INC question - possible Nintendulator bug?

This is an archive of a topic from NESdev BBS, taken in mid-October 2019 before a server upgrade.
View original topic
INC question - possible Nintendulator bug?
by on (#109364)
I have been running Blargg's test roms through Nintendulator (much thanks to Blargg and Q for these!).
Specfically, I am using this test from the instr_test suite: 01-implied.nes
http://blargg.8bitalley.com/parodius/ne ... est-v3.zip

Fairly early on, this sequence occurs:
Code:
E881  C8        INY                             A:00 X:FF Y:FF P:E5 SP:FB CYC:198 SL:244
E882  D0 FB     BNE $E87F                       A:00 X:FF Y:00 P:67 SP:FB CYC:204 SL:244
E884  E6 0F     INC $0F = 01                    A:00 X:FF Y:00 P:67 SP:FB CYC:210 SL:244


Remember that cycles here are PPU cycles. It shows opcode D0 (BNE) taking 6 cycles. This is equivalent to 2 CPU clock cycles. The best information I can find shows that this instruction takes between 3 and 5 cpu cycles to complete:
3 if branch is not taken
4 if the branch is taken
5 if the branch is taken, and a page boundary crossed

Is Nintendulator's timing off here, or am I misunderstanding this situation? Thanks for any advice.
Re: INC question - possible Nintendulator bug?
by on (#109366)
2 CPU cycles if branch isn't taken, 3 if it is, 4 if it crosses a page.
Re: INC question - possible Nintendulator bug?
by on (#109367)
http://www.obelisk.demon.co.uk/6502/reference.html is a good basic reference for instruction timing. You might be misled if you read something like http://nesdev.com/6502_cpu.txt (notice the "Notes:" section though), because the fetch of the next opcode is included among the steps and won't need to be done again.

For accurate emulation, you could just follow the steps in the latter document of course, but you will still need to keep in mind that trickiness for the branch instructions.
Re: INC question - possible Nintendulator bug?
by on (#109368)
Thanks for the help everyone, I was just using inaccurate info.
Re: INC question - possible Nintendulator bug?
by on (#109376)
It isn't really inaccurate, it's more that the last cycle of an opcode overlaps the first cycle of the next opcode as it can start decoding ahead of time.
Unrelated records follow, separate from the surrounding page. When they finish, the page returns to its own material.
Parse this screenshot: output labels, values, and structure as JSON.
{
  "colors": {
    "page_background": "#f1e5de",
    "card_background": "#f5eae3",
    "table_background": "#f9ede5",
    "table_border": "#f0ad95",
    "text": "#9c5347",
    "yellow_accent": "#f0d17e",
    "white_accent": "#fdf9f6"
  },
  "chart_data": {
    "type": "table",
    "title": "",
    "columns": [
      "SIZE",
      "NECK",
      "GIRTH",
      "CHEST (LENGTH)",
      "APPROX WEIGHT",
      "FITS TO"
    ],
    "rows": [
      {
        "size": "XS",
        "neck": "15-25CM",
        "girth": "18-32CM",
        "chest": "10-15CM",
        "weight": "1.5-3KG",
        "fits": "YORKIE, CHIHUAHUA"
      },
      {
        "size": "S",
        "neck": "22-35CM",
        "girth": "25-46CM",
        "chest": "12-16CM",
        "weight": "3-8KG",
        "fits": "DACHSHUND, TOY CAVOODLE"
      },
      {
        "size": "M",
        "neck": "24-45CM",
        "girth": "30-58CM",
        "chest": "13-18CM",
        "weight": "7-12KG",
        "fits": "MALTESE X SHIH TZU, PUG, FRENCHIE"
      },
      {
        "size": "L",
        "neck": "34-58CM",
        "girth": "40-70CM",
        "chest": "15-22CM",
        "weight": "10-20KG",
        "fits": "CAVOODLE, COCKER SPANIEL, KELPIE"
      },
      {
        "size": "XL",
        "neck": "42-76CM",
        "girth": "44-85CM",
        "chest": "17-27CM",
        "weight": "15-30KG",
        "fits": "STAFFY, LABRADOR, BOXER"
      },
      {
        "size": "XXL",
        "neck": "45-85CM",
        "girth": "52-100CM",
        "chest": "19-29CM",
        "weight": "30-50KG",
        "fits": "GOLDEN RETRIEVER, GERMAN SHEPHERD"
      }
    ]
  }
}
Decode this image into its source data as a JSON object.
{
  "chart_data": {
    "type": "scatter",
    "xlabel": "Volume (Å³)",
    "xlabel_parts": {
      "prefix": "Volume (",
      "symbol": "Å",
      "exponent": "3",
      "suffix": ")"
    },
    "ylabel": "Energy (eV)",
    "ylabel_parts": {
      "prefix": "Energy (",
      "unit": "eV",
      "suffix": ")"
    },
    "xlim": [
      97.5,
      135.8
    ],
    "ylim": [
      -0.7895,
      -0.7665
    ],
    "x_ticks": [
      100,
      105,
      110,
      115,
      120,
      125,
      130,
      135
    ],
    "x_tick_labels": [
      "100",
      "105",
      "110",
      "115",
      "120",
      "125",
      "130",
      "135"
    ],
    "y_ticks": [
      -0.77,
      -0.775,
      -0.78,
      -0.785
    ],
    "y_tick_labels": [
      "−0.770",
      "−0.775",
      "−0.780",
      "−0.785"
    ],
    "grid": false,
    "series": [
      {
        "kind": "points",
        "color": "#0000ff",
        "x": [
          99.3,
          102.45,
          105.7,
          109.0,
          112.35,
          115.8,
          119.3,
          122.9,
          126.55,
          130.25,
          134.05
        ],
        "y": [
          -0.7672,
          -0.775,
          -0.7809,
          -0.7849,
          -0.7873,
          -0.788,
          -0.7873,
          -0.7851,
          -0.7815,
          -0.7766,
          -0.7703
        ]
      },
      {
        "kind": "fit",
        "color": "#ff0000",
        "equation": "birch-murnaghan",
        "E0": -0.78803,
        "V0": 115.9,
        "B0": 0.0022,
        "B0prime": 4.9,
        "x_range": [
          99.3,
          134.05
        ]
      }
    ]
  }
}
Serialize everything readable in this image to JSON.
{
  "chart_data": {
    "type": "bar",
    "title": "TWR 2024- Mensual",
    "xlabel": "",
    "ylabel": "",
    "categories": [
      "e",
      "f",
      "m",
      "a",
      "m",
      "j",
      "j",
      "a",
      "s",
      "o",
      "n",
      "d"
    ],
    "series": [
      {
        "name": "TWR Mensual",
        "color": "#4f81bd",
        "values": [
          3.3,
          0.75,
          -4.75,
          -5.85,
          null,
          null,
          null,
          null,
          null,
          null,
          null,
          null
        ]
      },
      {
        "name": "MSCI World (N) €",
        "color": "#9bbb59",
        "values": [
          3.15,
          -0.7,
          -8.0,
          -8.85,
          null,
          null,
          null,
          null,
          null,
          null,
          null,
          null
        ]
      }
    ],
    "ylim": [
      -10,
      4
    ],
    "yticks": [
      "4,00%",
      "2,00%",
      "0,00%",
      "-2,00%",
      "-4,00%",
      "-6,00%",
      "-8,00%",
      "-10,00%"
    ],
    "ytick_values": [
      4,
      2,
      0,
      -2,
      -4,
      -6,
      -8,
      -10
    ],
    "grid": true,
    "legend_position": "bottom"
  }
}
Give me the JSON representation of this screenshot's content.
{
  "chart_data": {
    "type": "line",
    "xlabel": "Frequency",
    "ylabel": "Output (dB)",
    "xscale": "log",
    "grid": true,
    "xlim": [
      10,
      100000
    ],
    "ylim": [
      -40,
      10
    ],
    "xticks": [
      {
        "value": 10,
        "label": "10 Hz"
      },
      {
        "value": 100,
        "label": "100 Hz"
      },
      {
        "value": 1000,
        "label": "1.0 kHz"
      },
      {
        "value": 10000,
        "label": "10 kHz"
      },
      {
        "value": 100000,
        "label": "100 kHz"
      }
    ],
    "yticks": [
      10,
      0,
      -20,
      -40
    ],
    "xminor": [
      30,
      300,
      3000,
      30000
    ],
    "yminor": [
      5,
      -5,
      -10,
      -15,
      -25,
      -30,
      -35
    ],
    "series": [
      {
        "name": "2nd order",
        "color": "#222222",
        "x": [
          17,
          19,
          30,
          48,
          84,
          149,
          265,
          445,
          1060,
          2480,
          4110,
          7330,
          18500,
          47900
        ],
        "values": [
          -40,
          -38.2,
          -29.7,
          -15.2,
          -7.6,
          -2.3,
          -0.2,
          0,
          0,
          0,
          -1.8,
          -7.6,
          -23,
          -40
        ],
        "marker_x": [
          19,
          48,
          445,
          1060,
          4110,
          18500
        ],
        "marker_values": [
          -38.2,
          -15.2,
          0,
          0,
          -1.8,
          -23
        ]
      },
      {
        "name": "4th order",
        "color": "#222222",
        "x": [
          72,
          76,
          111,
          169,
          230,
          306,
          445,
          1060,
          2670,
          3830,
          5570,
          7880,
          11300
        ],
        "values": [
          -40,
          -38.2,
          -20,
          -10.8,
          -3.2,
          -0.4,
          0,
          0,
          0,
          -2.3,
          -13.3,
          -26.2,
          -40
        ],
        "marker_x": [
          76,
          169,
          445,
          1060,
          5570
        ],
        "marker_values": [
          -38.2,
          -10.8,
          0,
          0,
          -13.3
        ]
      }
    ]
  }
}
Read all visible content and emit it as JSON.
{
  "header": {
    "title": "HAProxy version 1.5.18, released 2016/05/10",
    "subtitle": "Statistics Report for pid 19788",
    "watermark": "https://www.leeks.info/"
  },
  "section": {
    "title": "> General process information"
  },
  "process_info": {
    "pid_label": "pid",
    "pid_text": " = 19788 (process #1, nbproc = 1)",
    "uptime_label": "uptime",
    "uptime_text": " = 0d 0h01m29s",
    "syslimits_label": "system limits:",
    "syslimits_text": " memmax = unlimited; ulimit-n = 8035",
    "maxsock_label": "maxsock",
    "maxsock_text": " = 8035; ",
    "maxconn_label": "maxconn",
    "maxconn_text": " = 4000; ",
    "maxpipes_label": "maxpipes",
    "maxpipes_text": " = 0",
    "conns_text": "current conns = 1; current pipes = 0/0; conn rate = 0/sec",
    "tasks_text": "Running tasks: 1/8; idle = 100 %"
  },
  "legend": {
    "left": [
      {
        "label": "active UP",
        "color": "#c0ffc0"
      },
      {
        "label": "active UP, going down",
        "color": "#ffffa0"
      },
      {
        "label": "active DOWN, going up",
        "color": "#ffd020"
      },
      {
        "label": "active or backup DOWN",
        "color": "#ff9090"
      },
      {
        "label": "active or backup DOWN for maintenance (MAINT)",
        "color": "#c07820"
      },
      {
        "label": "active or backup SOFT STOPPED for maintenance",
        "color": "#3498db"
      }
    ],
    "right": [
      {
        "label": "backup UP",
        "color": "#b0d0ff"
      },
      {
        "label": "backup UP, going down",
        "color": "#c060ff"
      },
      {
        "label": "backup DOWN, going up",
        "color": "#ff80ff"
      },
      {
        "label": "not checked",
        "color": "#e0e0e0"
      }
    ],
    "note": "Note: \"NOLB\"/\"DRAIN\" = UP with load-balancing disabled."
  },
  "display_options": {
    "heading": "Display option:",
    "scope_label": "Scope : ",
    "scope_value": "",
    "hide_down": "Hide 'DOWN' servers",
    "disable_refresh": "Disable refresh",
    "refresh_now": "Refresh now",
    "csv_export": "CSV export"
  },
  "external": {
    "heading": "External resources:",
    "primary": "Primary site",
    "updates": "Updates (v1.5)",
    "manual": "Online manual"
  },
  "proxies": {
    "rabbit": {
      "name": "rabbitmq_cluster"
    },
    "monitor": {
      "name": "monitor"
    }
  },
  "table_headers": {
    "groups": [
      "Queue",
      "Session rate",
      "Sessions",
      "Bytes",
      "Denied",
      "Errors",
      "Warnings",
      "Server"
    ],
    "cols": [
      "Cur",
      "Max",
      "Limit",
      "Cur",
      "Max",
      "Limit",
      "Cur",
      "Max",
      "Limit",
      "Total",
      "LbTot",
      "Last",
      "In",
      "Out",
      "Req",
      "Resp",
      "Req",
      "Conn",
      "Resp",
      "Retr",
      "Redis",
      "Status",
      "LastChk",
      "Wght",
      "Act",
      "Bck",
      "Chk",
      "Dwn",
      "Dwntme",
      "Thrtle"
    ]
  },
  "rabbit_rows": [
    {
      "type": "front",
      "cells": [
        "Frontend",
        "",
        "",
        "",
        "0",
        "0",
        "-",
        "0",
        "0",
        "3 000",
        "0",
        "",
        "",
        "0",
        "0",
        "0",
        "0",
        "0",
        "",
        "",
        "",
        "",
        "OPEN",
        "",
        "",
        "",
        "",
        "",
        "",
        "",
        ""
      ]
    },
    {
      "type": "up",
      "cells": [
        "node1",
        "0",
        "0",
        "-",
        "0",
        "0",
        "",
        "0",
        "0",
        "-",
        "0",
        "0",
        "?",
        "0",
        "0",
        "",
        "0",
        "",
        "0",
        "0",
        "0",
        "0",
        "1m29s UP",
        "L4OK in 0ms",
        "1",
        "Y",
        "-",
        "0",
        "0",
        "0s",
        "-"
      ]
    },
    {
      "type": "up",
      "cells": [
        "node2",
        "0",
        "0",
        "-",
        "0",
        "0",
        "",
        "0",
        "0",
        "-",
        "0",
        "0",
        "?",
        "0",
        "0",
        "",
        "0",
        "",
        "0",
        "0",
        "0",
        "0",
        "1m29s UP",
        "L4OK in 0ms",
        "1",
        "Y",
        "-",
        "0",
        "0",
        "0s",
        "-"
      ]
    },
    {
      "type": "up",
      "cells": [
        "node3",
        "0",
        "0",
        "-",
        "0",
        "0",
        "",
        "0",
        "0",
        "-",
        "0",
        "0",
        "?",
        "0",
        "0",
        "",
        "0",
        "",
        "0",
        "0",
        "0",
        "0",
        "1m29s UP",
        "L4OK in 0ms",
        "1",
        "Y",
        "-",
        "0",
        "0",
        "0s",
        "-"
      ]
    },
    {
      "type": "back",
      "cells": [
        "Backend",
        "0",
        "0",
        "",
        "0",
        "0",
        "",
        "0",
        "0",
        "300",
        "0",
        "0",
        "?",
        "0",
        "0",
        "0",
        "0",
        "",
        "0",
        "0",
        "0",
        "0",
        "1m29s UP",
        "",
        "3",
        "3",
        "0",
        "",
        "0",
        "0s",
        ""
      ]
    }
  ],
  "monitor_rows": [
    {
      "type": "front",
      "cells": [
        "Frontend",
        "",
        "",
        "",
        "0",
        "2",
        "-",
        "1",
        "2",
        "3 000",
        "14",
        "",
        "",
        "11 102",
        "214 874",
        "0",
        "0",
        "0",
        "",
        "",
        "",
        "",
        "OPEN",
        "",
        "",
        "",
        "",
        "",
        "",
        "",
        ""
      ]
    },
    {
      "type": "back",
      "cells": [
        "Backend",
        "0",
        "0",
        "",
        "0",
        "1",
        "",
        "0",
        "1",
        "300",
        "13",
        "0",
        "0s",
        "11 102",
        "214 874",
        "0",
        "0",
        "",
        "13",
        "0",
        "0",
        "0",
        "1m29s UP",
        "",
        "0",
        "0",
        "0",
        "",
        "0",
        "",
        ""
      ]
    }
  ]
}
For example, EOR imm takes up 3 cycles in theory (one to fetch opcode, one to fetch data, one to execute instruction), but since in the last cycle it doesn't need to touch memory it fetches the opcode for the next instruction, effectively making it last 2 cycles.

EDIT: not sure if that's the exact opcode, trying to remember what I saw once regarding C64 timings (which also uses the 6502).
Re: INC question - possible Nintendulator bug?
by on (#109411)
Thanks again for the help everyone, could someone explain this one to me as well?
This trace from Nintendulator shows a BEQ instruction taking 9 PPU clocks (3 CPU clocks). I don't see how this is the case.
To me it seems like this should take 4 CPU clocks. It should use the two standard cycles, plus the optional cycle since the branch is taken, plus another cycle since it crosses a page boundary.

Code:
CFFC  C9 5A     CMP #$5A                        A:5A X:81 Y:69 P:25 SP:FB CYC:286 SL:1
CFFE  F0 05     BEQ $D005                       A:5A X:81 Y:69 P:27 SP:FB CYC:292 SL:1
D005  A9 AA     LDA #$AA                        A:5A X:81 Y:69 P:27 SP:FB CYC:301 SL:1


My best guess is that I am not understanding the page boundary properly - to me this looks like a crossing.
Re: INC question - possible Nintendulator bug?
by on (#109412)
PC=CFFE
fetch opcode then increment PC
PC=CFFF
fetch offset then increment PC
PC=D000
add offset to PC, no carry from low byte so no extra cycle
Re: INC question - possible Nintendulator bug?
by on (#109427)
Thank you! I couldn't sleep last night thinking about this issue - embarrassed that the answer is so obvious. Really appreciate the explanation of that one.
Re: INC question - possible Nintendulator bug?
by on (#109471)
The answer was never obvious to me at least, and it wasn't helped by the ambiguous "when a branch crosses a page, an extra cycle is taken" that most describe. It should be something like, "if the branch is to an instruction that begins on a different page than the instruction just after the branch begins on, an extra cycle is taken".
Re: INC question - possible Nintendulator bug?
by on (#109474)
I think the rule of thumb is that if the high byte of the address bus changes you have to add an extra cycle (low and high bytes are updated on separate cycles, which can lead to some interesting situations with hardware if you aren't careful...).
Re: INC question - possible Nintendulator bug?
by on (#109475)
"If the high byte changes" is ambiguous. A taken branch whose opcode is at $80FF involves a change in the high byte of the PC. So does one whose opcode is at $80FE and branch offset at $80FF. For example, it might not be clear to everyone that the branch offset is fetched, the PC incremented like normal, before the addition takes place. It might seem like the addition occurs with the PC at the branch offset.
Re: INC question - possible Nintendulator bug?
by on (#109482)
Sik wrote:
I think the rule of thumb is that if the high byte of the address bus changes you have to add an extra cycle (low and high bytes are updated on separate cycles, which can lead to some interesting situations with hardware if you aren't careful...).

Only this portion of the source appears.